The concept of this (most notably established by the Provoke era of photography) is that  making images of the mundane, the common, subjects that perhaps no one else would, it’s sort of an anarchic reaction to what is expected by the masses or accepted as “proper photography” (bullshit klaxon). But it is still really a gimmick. Maybe not in the late 60’s and early 70’s (when Provoke was originally published), but for the small few who attempt to emulate this (un?)style - yeah, it’s certainly a diluted version. 


But, its saving grace is that it is relatively uncommon still on the whole and is still definitely divisive and against the grain of what is judged as “good”.


So, what you hopefully end up with is images from category 1 of street photography (the banal, the mundane, the common and overlooked) but with more than a dash of category 2 (a gimmick), albeit the gimmick here is an uncommon one - purposefully “bad” photography that is still interesting. Usually with lots of ambiguity and a side order of abstraction. And what is the simplest form of abstraction in photography? It’s arguably black and white imagery. I have to push myself to shoot B&W because I have shot colour for so long that I now associate patterns of complimentary colours etc, but I usually find in the long term that I am more satisfied with B&W images because they make you think a little more (or make ME think a little more). Colour images spoil us - they spoon feed us information and don’t require us to think too much. With B&W, we have to imagine how things might have looked - if only for a split second longer. Add a few Provoke staples to that - blur, grain (or noise, if you want to be arsey about it) and deep, obsidian, crushing blacks then I liken that to giving our creative imagination a proper work out. You might not want to start doing it, but once you have and you get it, it’s a lot more satisfying than being continuously spoon fed. 
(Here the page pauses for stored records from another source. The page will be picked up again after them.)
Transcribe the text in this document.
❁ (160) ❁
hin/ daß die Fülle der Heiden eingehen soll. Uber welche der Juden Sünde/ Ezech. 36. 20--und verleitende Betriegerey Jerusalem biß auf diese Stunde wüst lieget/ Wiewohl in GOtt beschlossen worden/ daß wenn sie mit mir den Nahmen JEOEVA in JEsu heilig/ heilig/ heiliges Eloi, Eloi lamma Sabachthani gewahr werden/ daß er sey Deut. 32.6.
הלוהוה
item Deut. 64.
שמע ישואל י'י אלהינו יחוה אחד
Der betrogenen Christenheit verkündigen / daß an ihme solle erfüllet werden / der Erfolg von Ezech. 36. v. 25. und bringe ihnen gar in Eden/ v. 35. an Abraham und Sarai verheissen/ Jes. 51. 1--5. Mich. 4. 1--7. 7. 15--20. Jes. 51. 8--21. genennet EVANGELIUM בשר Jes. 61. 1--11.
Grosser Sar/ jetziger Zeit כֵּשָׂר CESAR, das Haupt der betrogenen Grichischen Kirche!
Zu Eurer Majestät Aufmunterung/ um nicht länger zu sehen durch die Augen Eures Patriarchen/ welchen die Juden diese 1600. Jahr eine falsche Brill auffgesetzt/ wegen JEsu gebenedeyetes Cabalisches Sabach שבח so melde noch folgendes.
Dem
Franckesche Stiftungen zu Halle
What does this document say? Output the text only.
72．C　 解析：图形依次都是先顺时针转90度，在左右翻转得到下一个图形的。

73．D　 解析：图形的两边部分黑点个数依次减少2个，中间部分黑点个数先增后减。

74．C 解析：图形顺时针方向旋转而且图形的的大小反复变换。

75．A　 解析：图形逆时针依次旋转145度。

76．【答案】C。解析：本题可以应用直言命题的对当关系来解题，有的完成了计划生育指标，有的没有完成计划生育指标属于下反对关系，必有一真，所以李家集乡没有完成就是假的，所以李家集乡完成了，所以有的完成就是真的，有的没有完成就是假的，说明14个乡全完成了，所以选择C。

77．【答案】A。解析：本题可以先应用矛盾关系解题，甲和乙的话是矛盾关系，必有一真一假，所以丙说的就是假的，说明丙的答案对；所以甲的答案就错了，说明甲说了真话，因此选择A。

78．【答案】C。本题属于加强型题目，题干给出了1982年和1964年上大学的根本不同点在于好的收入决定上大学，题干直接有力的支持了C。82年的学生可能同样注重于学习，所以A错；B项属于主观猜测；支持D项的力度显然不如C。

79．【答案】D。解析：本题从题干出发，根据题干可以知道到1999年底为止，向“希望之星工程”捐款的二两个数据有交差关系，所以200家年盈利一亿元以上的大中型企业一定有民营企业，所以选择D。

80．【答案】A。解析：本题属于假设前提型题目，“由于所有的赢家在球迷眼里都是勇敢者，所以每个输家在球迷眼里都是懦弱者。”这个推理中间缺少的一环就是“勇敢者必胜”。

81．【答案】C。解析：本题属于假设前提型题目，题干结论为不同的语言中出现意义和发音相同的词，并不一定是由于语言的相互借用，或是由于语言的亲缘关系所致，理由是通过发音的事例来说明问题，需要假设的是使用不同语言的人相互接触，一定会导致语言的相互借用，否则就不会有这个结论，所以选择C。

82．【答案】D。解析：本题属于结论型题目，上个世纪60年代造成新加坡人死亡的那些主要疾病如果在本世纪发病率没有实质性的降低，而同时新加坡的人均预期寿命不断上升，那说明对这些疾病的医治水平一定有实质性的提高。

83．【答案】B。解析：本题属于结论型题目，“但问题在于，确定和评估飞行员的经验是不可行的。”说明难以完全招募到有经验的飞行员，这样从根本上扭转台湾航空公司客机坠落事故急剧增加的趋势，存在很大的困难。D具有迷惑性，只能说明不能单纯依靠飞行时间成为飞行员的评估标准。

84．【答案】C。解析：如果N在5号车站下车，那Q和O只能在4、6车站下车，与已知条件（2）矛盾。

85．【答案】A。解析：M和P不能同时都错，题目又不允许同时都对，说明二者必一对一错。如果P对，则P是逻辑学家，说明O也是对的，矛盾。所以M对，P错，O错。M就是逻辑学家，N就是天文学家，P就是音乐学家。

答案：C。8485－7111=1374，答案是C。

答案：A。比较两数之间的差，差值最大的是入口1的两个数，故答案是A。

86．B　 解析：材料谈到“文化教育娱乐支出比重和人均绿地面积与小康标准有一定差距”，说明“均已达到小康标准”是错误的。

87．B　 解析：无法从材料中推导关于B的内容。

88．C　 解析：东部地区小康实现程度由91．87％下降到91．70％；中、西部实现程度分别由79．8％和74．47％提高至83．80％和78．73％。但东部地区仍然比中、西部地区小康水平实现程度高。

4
So lets look at this again:



I deliberately chose this image because it’s one of the most boring ones I could find. It really is just a guy on his phone. Urgh. Just look at his face! Oh, wait a minute - you can’t see his face?

Is this sort of social commentary  on us, as a society, being addicted to our phones and social media? And branding becoming more prominent and important than people’s personalities or identities? (In this case, the Golden Arches?). 


Ambiguity innit? Filling in the blanks. Food for thought (see what I did there? McDonalds? Food? No? I’ll get my coat).